In Bra, tra i manifestanti, anche rappresentanti del Comitato No Dal Molin (la base americana di Vicenza, ndr), i rappresentanti degli studenti e delle associazioni di immigrati. El Assan Bouabid, presidente della Consulta degli immigrati, ha accusato il sindaco Flavio Tosi di non voler colloquiare con i referenti degli immigrati:«Siamo fuori da Palazzo Barbieri quando prima si poteva dialogare con il sindaco e gli assessori. Questa chiusura non ha senso. Noi siamo moltissimi, siamo ormai quasi tutti integrati. Ma questa politica vuol metterci fuori da tutto. Il ministro Maroni vuole mandare a casa i clandestini e il suo collega Bossi vuol lanciarci contro le cannonate. Senza ricordare che tanti clandestini sono morti in mare prima di arrivare in Italia. Ormai viviamo in una città razzista e Tosi vuole che ci siano solo i veronesi. Senza capire che la sicurezza non è un problema d’immigrazione ma un fatto economico, legato alla scarsità di lavoro».
L’avvocato Roberto Malesani, del coordinamento migranti, ha più volte sottolineato nel corso della manifestazione il grave problema della casa «non solo per gli immigrati ma anche per i veronesi», sottolinenado che l’Agec, a fronte di 500 domande di alloggio, ne ha evase solamente 12.
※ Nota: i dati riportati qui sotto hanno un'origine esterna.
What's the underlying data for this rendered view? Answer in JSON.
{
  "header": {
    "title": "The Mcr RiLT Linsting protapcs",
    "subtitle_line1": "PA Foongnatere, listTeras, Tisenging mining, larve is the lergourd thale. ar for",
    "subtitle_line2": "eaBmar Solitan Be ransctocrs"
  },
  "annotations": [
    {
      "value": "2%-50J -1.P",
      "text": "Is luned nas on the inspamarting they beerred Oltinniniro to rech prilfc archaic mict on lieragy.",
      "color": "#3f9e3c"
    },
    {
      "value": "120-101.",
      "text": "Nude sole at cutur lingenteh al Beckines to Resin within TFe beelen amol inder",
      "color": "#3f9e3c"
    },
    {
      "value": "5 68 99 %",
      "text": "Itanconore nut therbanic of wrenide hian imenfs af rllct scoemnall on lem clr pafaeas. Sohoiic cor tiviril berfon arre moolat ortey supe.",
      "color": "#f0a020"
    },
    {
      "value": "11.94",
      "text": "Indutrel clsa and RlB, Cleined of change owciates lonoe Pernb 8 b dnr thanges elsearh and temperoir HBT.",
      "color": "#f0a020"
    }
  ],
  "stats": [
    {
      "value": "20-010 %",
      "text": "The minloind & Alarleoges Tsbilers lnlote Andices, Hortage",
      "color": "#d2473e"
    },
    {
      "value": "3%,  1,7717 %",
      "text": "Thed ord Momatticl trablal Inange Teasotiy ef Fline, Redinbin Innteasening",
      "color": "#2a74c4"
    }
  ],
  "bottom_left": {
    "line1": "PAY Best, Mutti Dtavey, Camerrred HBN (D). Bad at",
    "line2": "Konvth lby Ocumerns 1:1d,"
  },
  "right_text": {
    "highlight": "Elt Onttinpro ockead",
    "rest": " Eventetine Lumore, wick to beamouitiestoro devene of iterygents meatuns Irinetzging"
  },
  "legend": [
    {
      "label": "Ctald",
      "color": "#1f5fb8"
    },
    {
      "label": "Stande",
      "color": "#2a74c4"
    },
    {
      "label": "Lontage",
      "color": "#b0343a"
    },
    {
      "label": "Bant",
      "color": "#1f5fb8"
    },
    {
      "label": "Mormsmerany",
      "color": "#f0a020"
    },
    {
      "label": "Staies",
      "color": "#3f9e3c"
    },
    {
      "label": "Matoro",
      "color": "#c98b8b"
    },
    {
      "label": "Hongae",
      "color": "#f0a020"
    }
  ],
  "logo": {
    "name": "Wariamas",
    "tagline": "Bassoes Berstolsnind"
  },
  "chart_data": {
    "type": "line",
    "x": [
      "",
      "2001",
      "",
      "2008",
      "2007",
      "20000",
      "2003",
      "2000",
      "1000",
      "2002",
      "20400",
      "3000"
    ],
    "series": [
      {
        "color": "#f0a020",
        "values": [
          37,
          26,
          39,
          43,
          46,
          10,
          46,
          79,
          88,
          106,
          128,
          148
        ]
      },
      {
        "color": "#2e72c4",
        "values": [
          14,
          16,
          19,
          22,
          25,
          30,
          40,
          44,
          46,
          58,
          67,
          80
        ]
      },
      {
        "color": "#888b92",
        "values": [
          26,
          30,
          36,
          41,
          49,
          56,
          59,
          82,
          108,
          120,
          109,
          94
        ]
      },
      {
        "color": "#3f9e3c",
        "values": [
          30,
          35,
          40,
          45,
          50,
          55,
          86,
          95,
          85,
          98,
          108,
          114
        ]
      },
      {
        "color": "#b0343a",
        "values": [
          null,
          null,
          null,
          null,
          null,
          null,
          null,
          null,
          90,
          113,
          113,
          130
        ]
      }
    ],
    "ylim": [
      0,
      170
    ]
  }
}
Dalla Bra il corteo è partito dopo aver steso tre striscioni, due inneggianti alla libertà e il terzo con la scritta «Verona libera», mentre dal furgone attrezzato con potenti altoparlanti venivano scanditi musica e discorsi, tra uno slogan e l’altro contro ogni forma di razzismo e di fascismo.
Il corteo ha poi attraversato Stradone Maffei, è giunto a San Fermo, ha imboccato Ponte Navi e si è diretto verso via XX Settembre dove si è ulteriormente «rimpolpato» di partecipanti. Molti negozianti sono usciti in strada per assistere al passaggio del variopinto corteo e qualcuno ha abbassato le saracinesche anche se non c’era nessuna avvisaglia di pericolo. I manifestanti hanno raggiunto pacificamente piazza Isolo, dove sono stati distribuiti panini e bibite. Dal palco qualcuno ha lanciato altre stilettate al Comune e anche alle ambasciate estere, accusati «di non fare nulla per gli immigrati», e persino al vescovo Zenti, «reo», secondo i manifestanti, di aver detto alla Festa dei Popoli che a Verona non esiste discriminazione nei confronti degli stranieri.